When Peaslee reported for his next shift days later, other guards had already reported the incident. Peaslee was called into a meeting with the warden, two deputy wardens, a secretary and an investigator from the Bureau of Human Resources to answer questions, he said.

He was initially put on paid administrative leave, and then transferred to another state job, with the Department of Transportation.

But he doesn’t believe his troubles with the prison are behind him. He has been told to expect to have to testify at upcoming hearings or possible court proceedings.

It is unclear whether any of the veteran guards under investigation have been disciplined. Department of Corrections officials have refused to comment about the incident other than to confirm that the investigation exists and to release the name of one person they say was involved, Capt. Kenneth Vigue, who retired voluntarily on July 21.

Vigue, the commander in charge during the shift when Peaslee was hazed, said in an interview this month that he retired early because he was frustrated about being accused in the investigation. He denied involvement in the hazing or any knowledge that Peaslee had been locked out of the building until days afterward.

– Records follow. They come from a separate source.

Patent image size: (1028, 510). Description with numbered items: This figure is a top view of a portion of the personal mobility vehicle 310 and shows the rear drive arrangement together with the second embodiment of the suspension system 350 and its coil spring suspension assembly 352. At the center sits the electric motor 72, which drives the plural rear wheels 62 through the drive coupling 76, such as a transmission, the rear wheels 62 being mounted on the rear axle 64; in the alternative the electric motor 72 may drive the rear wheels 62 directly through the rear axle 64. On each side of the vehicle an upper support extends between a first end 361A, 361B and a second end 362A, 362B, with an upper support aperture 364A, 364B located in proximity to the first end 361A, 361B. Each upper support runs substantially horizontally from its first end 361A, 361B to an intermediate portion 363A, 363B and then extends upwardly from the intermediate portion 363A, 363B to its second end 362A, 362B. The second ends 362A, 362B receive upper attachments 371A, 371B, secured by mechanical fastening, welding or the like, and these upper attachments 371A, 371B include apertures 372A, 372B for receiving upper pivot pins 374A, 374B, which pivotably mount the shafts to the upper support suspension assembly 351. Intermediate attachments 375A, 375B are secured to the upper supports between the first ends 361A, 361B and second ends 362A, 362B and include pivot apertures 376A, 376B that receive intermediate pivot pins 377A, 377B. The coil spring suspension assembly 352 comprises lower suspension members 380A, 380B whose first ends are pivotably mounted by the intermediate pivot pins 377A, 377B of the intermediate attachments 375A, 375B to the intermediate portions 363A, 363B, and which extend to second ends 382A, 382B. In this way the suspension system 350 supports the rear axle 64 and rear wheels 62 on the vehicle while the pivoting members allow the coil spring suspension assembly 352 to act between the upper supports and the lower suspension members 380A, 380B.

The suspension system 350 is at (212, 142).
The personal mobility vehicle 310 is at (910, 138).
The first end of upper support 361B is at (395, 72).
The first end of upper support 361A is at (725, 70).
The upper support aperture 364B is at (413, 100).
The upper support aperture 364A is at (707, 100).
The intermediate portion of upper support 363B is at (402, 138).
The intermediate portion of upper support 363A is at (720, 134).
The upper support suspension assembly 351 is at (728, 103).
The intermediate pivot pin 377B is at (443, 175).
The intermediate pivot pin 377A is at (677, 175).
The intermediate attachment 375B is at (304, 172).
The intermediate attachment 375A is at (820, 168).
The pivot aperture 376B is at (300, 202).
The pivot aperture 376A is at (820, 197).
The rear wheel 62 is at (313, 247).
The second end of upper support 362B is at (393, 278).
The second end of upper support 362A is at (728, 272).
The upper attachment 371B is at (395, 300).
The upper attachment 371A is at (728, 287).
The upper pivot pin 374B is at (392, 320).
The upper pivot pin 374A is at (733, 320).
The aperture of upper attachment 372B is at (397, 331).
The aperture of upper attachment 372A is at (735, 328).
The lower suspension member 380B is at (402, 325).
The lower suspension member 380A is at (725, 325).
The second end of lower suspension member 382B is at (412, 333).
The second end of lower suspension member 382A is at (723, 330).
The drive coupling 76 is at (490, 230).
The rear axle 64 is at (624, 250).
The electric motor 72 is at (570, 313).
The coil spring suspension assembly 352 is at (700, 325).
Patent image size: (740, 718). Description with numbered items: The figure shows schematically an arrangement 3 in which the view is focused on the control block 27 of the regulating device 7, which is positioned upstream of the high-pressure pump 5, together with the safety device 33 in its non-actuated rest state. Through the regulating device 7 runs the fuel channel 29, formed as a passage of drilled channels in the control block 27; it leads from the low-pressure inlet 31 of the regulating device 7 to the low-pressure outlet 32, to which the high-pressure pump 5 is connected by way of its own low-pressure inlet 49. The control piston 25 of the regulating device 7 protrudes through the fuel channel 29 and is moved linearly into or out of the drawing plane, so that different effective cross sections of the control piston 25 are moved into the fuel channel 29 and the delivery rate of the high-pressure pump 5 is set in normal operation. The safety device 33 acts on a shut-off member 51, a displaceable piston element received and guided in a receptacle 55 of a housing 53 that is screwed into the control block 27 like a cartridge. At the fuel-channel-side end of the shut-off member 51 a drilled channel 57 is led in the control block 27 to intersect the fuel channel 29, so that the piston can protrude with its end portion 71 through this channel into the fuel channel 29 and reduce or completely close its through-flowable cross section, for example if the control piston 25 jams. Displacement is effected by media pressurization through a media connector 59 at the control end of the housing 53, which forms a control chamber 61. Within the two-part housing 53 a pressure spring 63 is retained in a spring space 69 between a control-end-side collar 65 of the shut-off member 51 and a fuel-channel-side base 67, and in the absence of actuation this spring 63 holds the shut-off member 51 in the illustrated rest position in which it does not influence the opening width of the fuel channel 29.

Joseph Fitzpatrick, commissioner of the Department of Corrections, confirmed that the investigation existed after it was discussed by lawmakers and Jim Mackie, an official with the union that represents state prison guards and sergeants. Fitzpatrick said state personnel laws prevent him from releasing other details until the investigation concludes.

“We do take things like this very seriously,” Fitzpatrick said.

Mackie, the American Federation of State, County and Municipal Employees union official, has said any discipline would be subject to an arbitration or grievance process that could take several months to resolve. Mackie has said claims that Cox had been fired are not true. The union has declined to comment further on the investigation.

The investigation comes on the heels of several recent security lapses at the prison, including the murders of two inmates by other inmates within the past 14 months, as well as a change in department leadership. Former Commissioner Joseph Ponte left in April to head New York City’s jails, and Fitzpatrick was appointed to replace him.